By Pita Ligaiula in Glasgow
“To all leaders here; the message of the Pacific is simple: Our canoe is sinking. “Pick up your buckets and start bailing now before it’s too late.”
That simple message of canoe voyaging and the urgency to bail water was Frank Bainimarama’s message to world leaders that are currently in Glasgow, Scotland this week for COP26.
As Prime Minister of Fiji and current chair of the Pacific Islands Forum, Bainimarama used his two-minutes speaking slot at the world leaders summit in COP26 that was chaired by host Prime Minister Boris Johnson to share a Fijian seafaring proverb with his counterparts in the room, that also included among others, President Joe Biden of the United States, Narendra Modi of India, Angela Merkel of Germany and Scott Morrison of Australia.
He uses the analogy of a global ‘gap-filled’ canoe that is heading for storms, while seawater pours aboard:
“gaps in ambition, gaps in climate finance, and gaps in emissions reduction commitments.”
“It brings to mind an ancient adage – one I’ve since added to Fiji’s call to action: “Tu Na Inima Luvu Na Waqa,” which means quite literally, “the boat sinks despite the presence of the bailers.”
“Island nations like Fiji have teaspoons with which to bail water.
“The G20 nations have buckets.
“Yet too many are willfully ignoring the storms on the horizon and the holes in our canoe.
“They must cut emissions – now – to set our canoe towards the calm of carbon-neutral seas and they need to start bailing – now – by meeting their climate finance pledges before our canoe sinks to the seabed.”
Bainimarama said the new US$100 billion goal by 2023 for the new climate finance delivery plan is welcomed, yet not lost on countries like Fiji were the fallen billions short of pledges of the past.
More so, SIDS have only been able to access a mere 2 per cent of the available finance, mostly delivered as loans – forcing small island states to pay high interest rates to address climate-driven impacts they did not cause in the first place.
“Wealthy nations must do more than pledge finance, they must make it affordable and accessible, and they must actually ensure that it reaches the communities it’s meant to aid –– for mitigation, but mainly for adaptation purposes.
“And by 2025, much higher levels of commitment will be required –– 750 billion dollars annually in climate finance, ten percent of which is dedicated to SIDS, as well as a dedicated mechanism for the losses and damages we have already sustained.
“Wealthy nations spend trillions on defence partnerships and on weapons that can level entire communities, surely we can spend billions to adapt them.
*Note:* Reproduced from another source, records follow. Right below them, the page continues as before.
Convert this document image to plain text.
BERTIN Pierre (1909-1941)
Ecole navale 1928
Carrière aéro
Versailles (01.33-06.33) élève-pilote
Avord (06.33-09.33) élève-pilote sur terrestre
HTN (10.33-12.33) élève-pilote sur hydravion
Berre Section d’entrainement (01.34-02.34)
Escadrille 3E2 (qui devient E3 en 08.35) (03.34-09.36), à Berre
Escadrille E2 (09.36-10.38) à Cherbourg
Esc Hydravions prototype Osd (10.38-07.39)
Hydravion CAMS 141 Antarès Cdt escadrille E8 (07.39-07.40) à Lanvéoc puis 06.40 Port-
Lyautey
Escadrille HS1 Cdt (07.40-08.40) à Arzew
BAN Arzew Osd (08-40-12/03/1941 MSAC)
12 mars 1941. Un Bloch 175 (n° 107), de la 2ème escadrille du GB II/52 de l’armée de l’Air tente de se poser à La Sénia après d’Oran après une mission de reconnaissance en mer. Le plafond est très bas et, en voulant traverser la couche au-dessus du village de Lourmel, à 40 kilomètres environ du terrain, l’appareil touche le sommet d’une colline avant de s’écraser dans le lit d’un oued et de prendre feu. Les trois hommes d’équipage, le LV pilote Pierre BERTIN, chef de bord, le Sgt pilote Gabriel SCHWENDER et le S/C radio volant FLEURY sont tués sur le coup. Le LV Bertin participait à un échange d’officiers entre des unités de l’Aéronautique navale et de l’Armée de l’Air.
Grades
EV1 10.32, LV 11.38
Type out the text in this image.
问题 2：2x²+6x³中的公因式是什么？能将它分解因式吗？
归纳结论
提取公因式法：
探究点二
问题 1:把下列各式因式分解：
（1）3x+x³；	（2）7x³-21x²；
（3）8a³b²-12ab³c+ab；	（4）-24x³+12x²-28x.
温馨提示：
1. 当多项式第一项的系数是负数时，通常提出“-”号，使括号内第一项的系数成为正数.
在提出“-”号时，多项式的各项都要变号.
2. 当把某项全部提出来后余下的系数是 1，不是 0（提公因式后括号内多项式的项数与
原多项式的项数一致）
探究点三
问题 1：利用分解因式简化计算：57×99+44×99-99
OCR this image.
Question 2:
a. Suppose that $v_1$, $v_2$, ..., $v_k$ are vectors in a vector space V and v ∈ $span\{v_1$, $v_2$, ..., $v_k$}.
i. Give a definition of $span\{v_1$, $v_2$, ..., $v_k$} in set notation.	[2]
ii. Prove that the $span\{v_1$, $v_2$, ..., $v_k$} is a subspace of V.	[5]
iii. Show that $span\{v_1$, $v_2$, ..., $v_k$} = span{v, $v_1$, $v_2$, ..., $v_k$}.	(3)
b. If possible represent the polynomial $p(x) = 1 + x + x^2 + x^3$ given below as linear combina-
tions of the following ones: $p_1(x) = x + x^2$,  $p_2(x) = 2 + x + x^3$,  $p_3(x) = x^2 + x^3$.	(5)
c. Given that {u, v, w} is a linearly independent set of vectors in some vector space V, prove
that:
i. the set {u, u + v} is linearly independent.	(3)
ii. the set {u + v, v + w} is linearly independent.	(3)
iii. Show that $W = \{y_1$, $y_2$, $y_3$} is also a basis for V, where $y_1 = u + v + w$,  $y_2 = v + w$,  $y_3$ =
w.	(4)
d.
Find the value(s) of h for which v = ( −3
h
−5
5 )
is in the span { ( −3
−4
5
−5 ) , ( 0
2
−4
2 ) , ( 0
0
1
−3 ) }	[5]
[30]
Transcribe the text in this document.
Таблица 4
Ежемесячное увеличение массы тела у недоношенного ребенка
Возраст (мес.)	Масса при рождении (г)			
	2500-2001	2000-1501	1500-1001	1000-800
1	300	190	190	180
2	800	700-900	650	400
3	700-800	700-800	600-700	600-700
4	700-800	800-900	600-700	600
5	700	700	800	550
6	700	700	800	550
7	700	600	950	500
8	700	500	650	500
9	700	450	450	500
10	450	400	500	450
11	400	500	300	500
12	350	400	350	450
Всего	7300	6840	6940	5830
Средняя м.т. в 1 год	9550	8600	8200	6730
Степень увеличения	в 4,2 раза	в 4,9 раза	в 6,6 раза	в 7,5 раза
“How do we ensure that this is not yet another empty ask? “We can start by meeting the 2023 commitment.
“Another way would be to finalise Article 6, price carbon, and ensure emitters pay to adapt the communities they are devastating.
Bainimarama is heading Fiji and the Pacific Islands Forum delegation to COP26 and earlier today participated in a forum that saw the launch of the Initiative for Resilient Island States (IRIS) by the Coalition of Developing Resilient Infrastructure led by India’s Prime Minister Narendra Modi.
Among other leaders that spoke at the launch were Prime Minister Boris Johnson of Britain and Scott Morrison of Australia.